Due to the intense interest in the case, the judge ordered the jury to abstain from all media and interacting with reporters, according to The Press on Trial. It was one of the first instances of jury sequestration in American history.

8. THOMAS EDISON ORDERED A QUICKLY-PRODUCED MOVIE ADAPTATION.

One week after the murder, Thomas Edison's studio commissioned a film entitled Rooftop Murder to be shown at nickelodeons.

9. THAW’S ATTORNEYS ARGUED TEMPORARY INSANITY.

Mary Thaw committed $1 million to her son’s defense. They both feared he’d be locked up indefinitely if he simply pled insanity, and they couldn’t stomach the idea of him being dubbed an incurable madman. So their legal team came up with a peculiar defense: temporary insanity. Learning about White’s assault of the woman who was now his wife stirred a state of insanity in Thaw. Even though he lived with the knowledge for three years beforehand, he was insane when he pulled the trigger but sane both before and after.

They eventually settled on Delphin Delmas of San Francisco (who had never lost a case) as lead attorney. The trial started on January 23, 1907, and Delmas brought in a stream of doctors and psychiatrists to testify to Thaw’s mindset. A reluctant Nesbit, still financially supported by the Thaws, testified about White’s abuse.

In his closing statements, Delmas memorably coined a new phrase, declaring, “if you desire a name for this species of insanity let me suggest it—call it Dementia Americana. That is the species of insanity which makes every American man believe his home to be sacred; that is the species of insanity which makes him believe the honor of his daughter is sacred; that is the species of insanity which makes him believe the honor of his wife is sacred.” He implied any decent man would become homicidally insane in response to an act like White’s. Prosecutor William Jerome shot back that the murder was “a common, vulgar, everyday, tenderloin homicide.”
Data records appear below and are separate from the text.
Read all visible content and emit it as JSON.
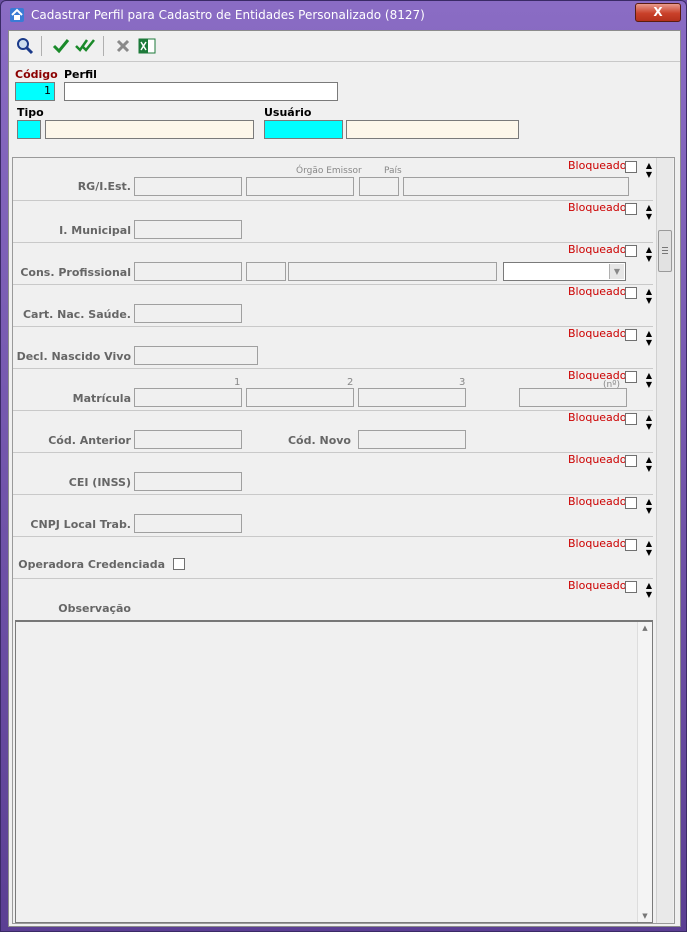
{
  "window": {
    "title": "Cadastrar Perfil para Cadastro de Entidades Personalizado (8127)",
    "close_glyph": "X"
  },
  "toolbar": {
    "icons": [
      "search-icon",
      "confirm-icon",
      "confirm-all-icon",
      "cancel-icon",
      "excel-icon"
    ]
  },
  "header": {
    "codigo_label": "Código",
    "codigo_value": "1",
    "perfil_label": "Perfil",
    "perfil_value": "",
    "tipo_label": "Tipo",
    "usuario_label": "Usuário"
  },
  "sections": {
    "bloqueado": "Bloqueado",
    "rg": {
      "label": "RG/I.Est.",
      "orgao": "Órgão Emissor",
      "pais": "País"
    },
    "im": {
      "label": "I. Municipal"
    },
    "cp": {
      "label": "Cons. Profissional"
    },
    "cns": {
      "label": "Cart. Nac. Saúde."
    },
    "dnv": {
      "label": "Decl. Nascido Vivo"
    },
    "mat": {
      "label": "Matrícula",
      "n1": "1",
      "n2": "2",
      "n3": "3",
      "n4": "(nº)"
    },
    "cod": {
      "anterior": "Cód. Anterior",
      "novo": "Cód. Novo"
    },
    "cei": {
      "label": "CEI (INSS)"
    },
    "cnpj": {
      "label": "CNPJ Local Trab."
    },
    "op": {
      "label": "Operadora Credenciada"
    },
    "obs": {
      "label": "Observação"
    }
  },
  "colors": {
    "accent_red": "#cc0000",
    "required_label": "#8b0000",
    "cyan_field": "#00ffff",
    "beige_field": "#fdf7ea"
  }
}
10. THAW WAS FOUND NOT GUILTY BUT DIDN’T WALK FREE IMMEDIATELY.

In the first trial, the jury was deadlocked, with seven in favor of conviction and five voting to acquit. In the second trial, Thaw’s new attorney, Martin W. Littleton went a new direction, claiming that his client was completely insane. The jury found him not guilty by reason of insanity, and the judge confined him to the Matteawan State Hospital “until thence discharged by due course of law.” Expected to be set free, Thaw seethed with anger.

According to American Eve, Thaw was released in 1915, the same year Evelyn Nesbit filed for divorce. Two years later, Thaw kidnapped and assaulted a male 19-year-old acquaintance and was returned to an asylum until 1924. Afterwards, Thaw avoided legal trouble—save a lawsuit from partners in a short-lived film production business for nonpayment—and lived until the age of 76.